Section 53(3) of the PGPA Act 2013 states that ‘the Finance Minister must, on behalf of the Commonwealth, open and maintain a central bank account with the Reserve Bank of Australia’. The 1866 Act governs the operations of the Consolidated Fund, which is equivalent to the CSA in the UK context.
Conclusion
There is a lot we still don’t know about the CSA. Its exact structure, namely whether it is one account or several, is unknown to the public.[15] The exact operations which surround it are also something of a mystery. There is likely a daily settlement account similar to the Consolidated Fund which ends the day on a nil balance, from which all Government transactions are settled daily. However, it is clear from Reserve Bank literature and knowledge of how the system operates that the CSA is the source of all government expenditure. The balance of the CSA is irrelevant to the ability of the government to spend money.
This pierces the veil of the myth that the government is like a household and has to pursue cuts to crucial public services to maintain its ‘financial stability’.
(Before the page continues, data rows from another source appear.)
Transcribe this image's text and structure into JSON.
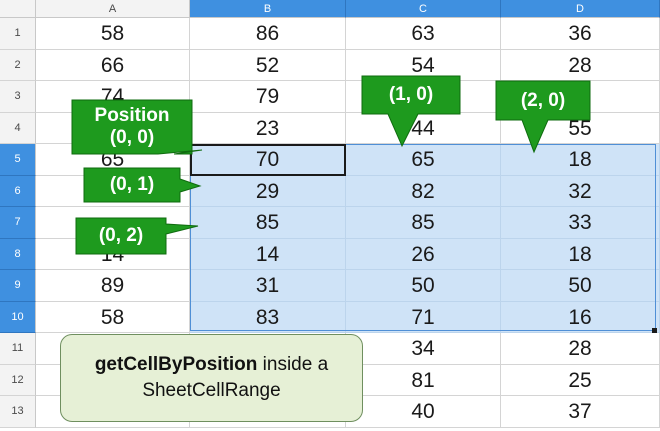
{
  "columns": [
    "A",
    "B",
    "C",
    "D"
  ],
  "rows": [
    {
      "num": "1",
      "cells": [
        "58",
        "86",
        "63",
        "36"
      ]
    },
    {
      "num": "2",
      "cells": [
        "66",
        "52",
        "54",
        "28"
      ]
    },
    {
      "num": "3",
      "cells": [
        "74",
        "79",
        "",
        ""
      ]
    },
    {
      "num": "4",
      "cells": [
        "",
        "23",
        "44",
        "55"
      ]
    },
    {
      "num": "5",
      "cells": [
        "65",
        "70",
        "65",
        "18"
      ]
    },
    {
      "num": "6",
      "cells": [
        "",
        "29",
        "82",
        "32"
      ]
    },
    {
      "num": "7",
      "cells": [
        "",
        "85",
        "85",
        "33"
      ]
    },
    {
      "num": "8",
      "cells": [
        "14",
        "14",
        "26",
        "18"
      ]
    },
    {
      "num": "9",
      "cells": [
        "89",
        "31",
        "50",
        "50"
      ]
    },
    {
      "num": "10",
      "cells": [
        "58",
        "83",
        "71",
        "16"
      ]
    },
    {
      "num": "11",
      "cells": [
        "",
        "",
        "34",
        "28"
      ]
    },
    {
      "num": "12",
      "cells": [
        "",
        "",
        "81",
        "25"
      ]
    },
    {
      "num": "13",
      "cells": [
        "",
        "",
        "40",
        "37"
      ]
    }
  ],
  "callouts": {
    "position": "Position\n(0, 0)",
    "p01": "(0, 1)",
    "p02": "(0, 2)",
    "p10": "(1, 0)",
    "p20": "(2, 0)"
  },
  "summary": {
    "method": "getCellByPosition",
    "rest": " inside a SheetCellRange"
  },
  "colors": {
    "header_selected": "#3f90e0",
    "selection_fill": "#cfe3f7",
    "callout_green": "#1e9a1e",
    "summary_fill": "#e6f0d6"
  }
}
[1] Reserve Bank of New Zealand, 2020, Annual Report: 2019-2020, p. 117
[2] Jan Frazer, 2004, Liquidity Management in the New Zealand Banking System, Reserve Bank Bulletin Vol. 67, No. 4, p. 5
[3] The Treasury, 2011, Putting it Together, p. 60
[4] Berkeley et al., 2022, The Self-Financing State, UCL IIPP Working Paper
[5] Reserve Bank of New Zealand, 2020, p. 121
[6] Ibid
[7] As noted by Berkeley et al. (2022) in their paper ‘The Self-Financing State’, in the absence of adequete cash management, expenditure from the Consolidated Fund (the UK’s CSA) will ‘result in a W&M advance [i.e., an overdraft] at the end of the day by default. Such an outcome is entirely within the discretion of HM Treasury and explains how and why any spending authorised by Parliament happens without constraint in all circumstances’ (p. 15).
[8] Callaghan, Hawthorn and Poskitt, 2023, How the Reserve Bank Implements Monetary Policy, Reserve Bank Bulletin Vol. 86, No. 3, p. 4
[9] Knowles, Austin and Kerr, 2023, Money Creation in New Zealand, Reserve Bank Bulletin Vol. 86, No. 1, p. 3
[10] Huxley and Reddell, 1996, Implementing Monetary Policy in New Zealand, Reserve Bank Bulletin Vol. 59 No.4, p. 309
[11] Archer, Brookes and Reddell, 1999, A Cash Rate System for Implementing Monetary Policy, Reserve bank Bulletin Vol. 62 No. 1, p. 5
[12] Karen Silk, 2024, Liquidity Management: Principles for Liquidity Provision and the End of an Abundant Era, Reserve Bank of New Zealand, p. 6
[13] Frazer 2004, pp. 5-6
[14] Reserve Bank of New Zealand Act 2021
[15] For instance, the Reserve Bank’s analytical accounts data refers to the Crown Settlement Accounts (plural).